The pharmaceutical industry lobbied hard so that Medicare, the country's largest payer for prescription drugs, could not use its buying power to negotiate drug prices. Beyond that, as a study published last year in the Mayo Clinic Proceedings concluded, U.S. drug prices are higher than those of any other advanced nations because a market that fails to regulate prices allows pharmas to charge whatever they can get away with.

3. Pharma's unconscionable price increases are not justified by the need for research funding to develop new drugs.

A study published in the Journal of the American Medical Association late last month found "little evidence" that drug prices reflect R&D costs. The authors wrote that, instead, "prescription drugs are priced in the United States primarily on the basis of what the market will bear."

Beyond that, researchers at Carleton University in Canada last year looked at the correlation between drug price levels and R&D spending in the 31 countries of the Organisation for Economic Co-operation and Development (OECD). They found that lower prices do not reduce the emergence of new drugs. If anything, the authors suggested that the opposite result is likely – price controls would prompt drug companies to develop more groundbreaking drugs.
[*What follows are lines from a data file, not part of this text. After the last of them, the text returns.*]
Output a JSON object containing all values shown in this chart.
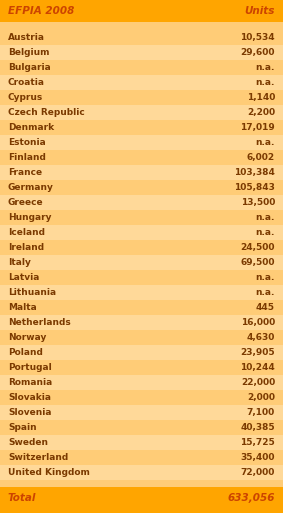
{
  "header": [
    "EFPIA 2008",
    "Units"
  ],
  "rows": [
    [
      "Austria",
      "10,534"
    ],
    [
      "Belgium",
      "29,600"
    ],
    [
      "Bulgaria",
      "n.a."
    ],
    [
      "Croatia",
      "n.a."
    ],
    [
      "Cyprus",
      "1,140"
    ],
    [
      "Czech Republic",
      "2,200"
    ],
    [
      "Denmark",
      "17,019"
    ],
    [
      "Estonia",
      "n.a."
    ],
    [
      "Finland",
      "6,002"
    ],
    [
      "France",
      "103,384"
    ],
    [
      "Germany",
      "105,843"
    ],
    [
      "Greece",
      "13,500"
    ],
    [
      "Hungary",
      "n.a."
    ],
    [
      "Iceland",
      "n.a."
    ],
    [
      "Ireland",
      "24,500"
    ],
    [
      "Italy",
      "69,500"
    ],
    [
      "Latvia",
      "n.a."
    ],
    [
      "Lithuania",
      "n.a."
    ],
    [
      "Malta",
      "445"
    ],
    [
      "Netherlands",
      "16,000"
    ],
    [
      "Norway",
      "4,630"
    ],
    [
      "Poland",
      "23,905"
    ],
    [
      "Portugal",
      "10,244"
    ],
    [
      "Romania",
      "22,000"
    ],
    [
      "Slovakia",
      "2,000"
    ],
    [
      "Slovenia",
      "7,100"
    ],
    [
      "Spain",
      "40,385"
    ],
    [
      "Sweden",
      "15,725"
    ],
    [
      "Switzerland",
      "35,400"
    ],
    [
      "United Kingdom",
      "72,000"
    ]
  ],
  "total": [
    "Total",
    "633,056"
  ],
  "outer_bg": "#FFA500",
  "header_bg": "#FFA500",
  "total_bg": "#FFA500",
  "header_text_color": "#CC4400",
  "total_text_color": "#CC4400",
  "body_text_color": "#7B3A00",
  "row_color_a": "#FFCC77",
  "row_color_b": "#FFD999",
  "gap_color": "#FFBB44",
  "figsize": [
    2.83,
    5.13
  ],
  "dpi": 100
}
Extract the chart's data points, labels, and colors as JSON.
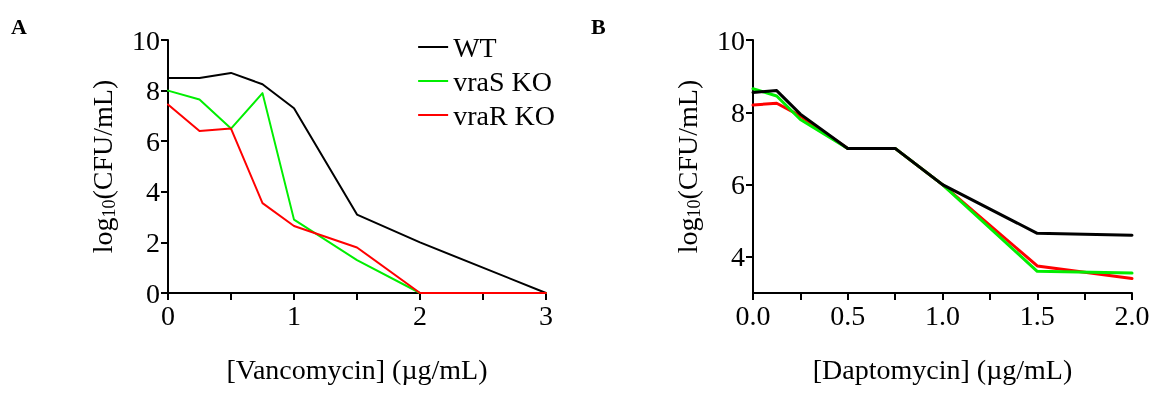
{
  "chart_data": [
    {
      "type": "line",
      "title": "A",
      "xlabel": "[Vancomycin] (µg/mL)",
      "ylabel": "log$_{10}$(CFU/mL)",
      "x": [
        0,
        0.25,
        0.5,
        0.75,
        1,
        1.5,
        2,
        3
      ],
      "series": [
        {
          "name": "WT",
          "color": "#000000",
          "values": [
            8.5,
            8.5,
            8.7,
            8.25,
            7.3,
            3.1,
            2.0,
            0
          ]
        },
        {
          "name": "vraS KO",
          "color": "#00ee00",
          "values": [
            8.0,
            7.65,
            6.5,
            7.9,
            2.9,
            1.3,
            0,
            0
          ]
        },
        {
          "name": "vraR KO",
          "color": "#ff0000",
          "values": [
            7.45,
            6.4,
            6.5,
            3.55,
            2.65,
            1.8,
            0,
            0
          ]
        }
      ],
      "xlim": [
        0,
        3
      ],
      "xticks": [
        0,
        {
          "value": 0.5,
          "label": null
        },
        1,
        {
          "value": 1.5,
          "label": null
        },
        2,
        {
          "value": 2.5,
          "label": null
        },
        3
      ],
      "ylim": [
        0,
        10
      ],
      "yticks": [
        0,
        2,
        4,
        6,
        8,
        10
      ],
      "legend": "top right",
      "grid": false,
      "marker": "none",
      "line_style": "solid"
    },
    {
      "type": "line",
      "title": "B",
      "xlabel": "[Daptomycin] (µg/mL)",
      "ylabel": "log$_{10}$(CFU/mL)",
      "x": [
        0,
        0.125,
        0.25,
        0.5,
        0.75,
        1,
        1.5,
        2
      ],
      "series": [
        {
          "color": "#ff0000",
          "values": [
            8.2,
            8.25,
            7.9,
            7.0,
            7.0,
            6.0,
            3.75,
            3.4
          ]
        },
        {
          "color": "#00ee00",
          "values": [
            8.65,
            8.45,
            7.8,
            7.0,
            7.0,
            6.0,
            3.6,
            3.55
          ]
        },
        {
          "color": "#000000",
          "values": [
            8.55,
            8.6,
            7.95,
            7.0,
            7.0,
            6.0,
            4.65,
            4.6
          ]
        }
      ],
      "xlim": [
        0,
        2
      ],
      "xticks": [
        {
          "value": 0,
          "label": "0.0"
        },
        {
          "value": 0.25,
          "label": null
        },
        {
          "value": 0.5,
          "label": "0.5"
        },
        {
          "value": 0.75,
          "label": null
        },
        {
          "value": 1,
          "label": "1.0"
        },
        {
          "value": 1.25,
          "label": null
        },
        {
          "value": 1.5,
          "label": "1.5"
        },
        {
          "value": 1.75,
          "label": null
        },
        {
          "value": 2,
          "label": "2.0"
        }
      ],
      "ylim": [
        3,
        10
      ],
      "yticks": [
        4,
        6,
        8,
        10
      ],
      "legend": false,
      "grid": false,
      "marker": "none",
      "line_style": "solid"
    }
  ]
}
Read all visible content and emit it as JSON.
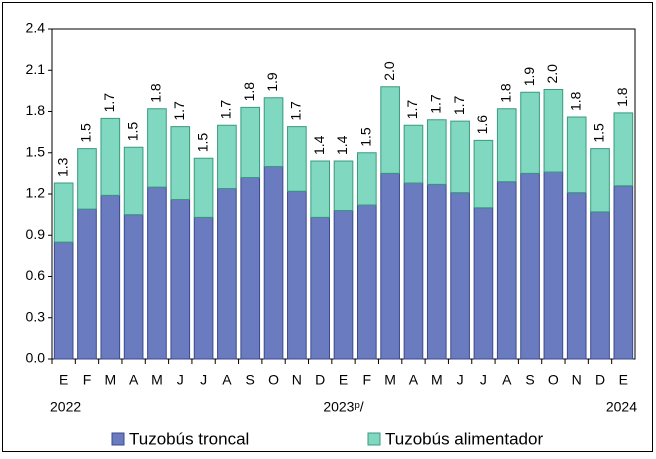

The Carleton researchers found that in the current U.S. market, "80 percent of new patented drugs...provide no significant, additional therapeutic benefits...compared with existing alternatives." This preponderance of me-too new drugs results from the fact that the laissez faire market here allows drug companies to price later brands that possess virtually indistinguishable clinical profiles at the same level as the first entrants in their respective classes. This situation merely incentivizes drug companies to "develop non-innovative and less risky 'me-too' drugs instead of new innovative medicines for unmet needs." Higher prices just encourage drug companies "to invest in marketing instead of R&D."

The idea that high drug prices are needed to fund the development of tomorrow's medications is merely a flimsy excuse for larger profits.

Finally, the recent publicity has prompted members of Congress and other politicians in both major parties to criticize pharma companies for exploiting American consumers and taxpayers. Drug company executives claim the publicity and the criticism are misinformed and can only hinder the search for newer, better medications. At the same time, they tell investors that the current ruckus will cause them no real harm and eventually fade away.

This reveals the ultimate lesson from the summer's fuss over drug price increases. The pharmaceutical industry's political power is so formidable and is so deeply entrenched in the country's culture and economy, that it can get away with looting Americans and remain unconcerned about facing any consequences.

People that don't like this state of affairs should do something about it.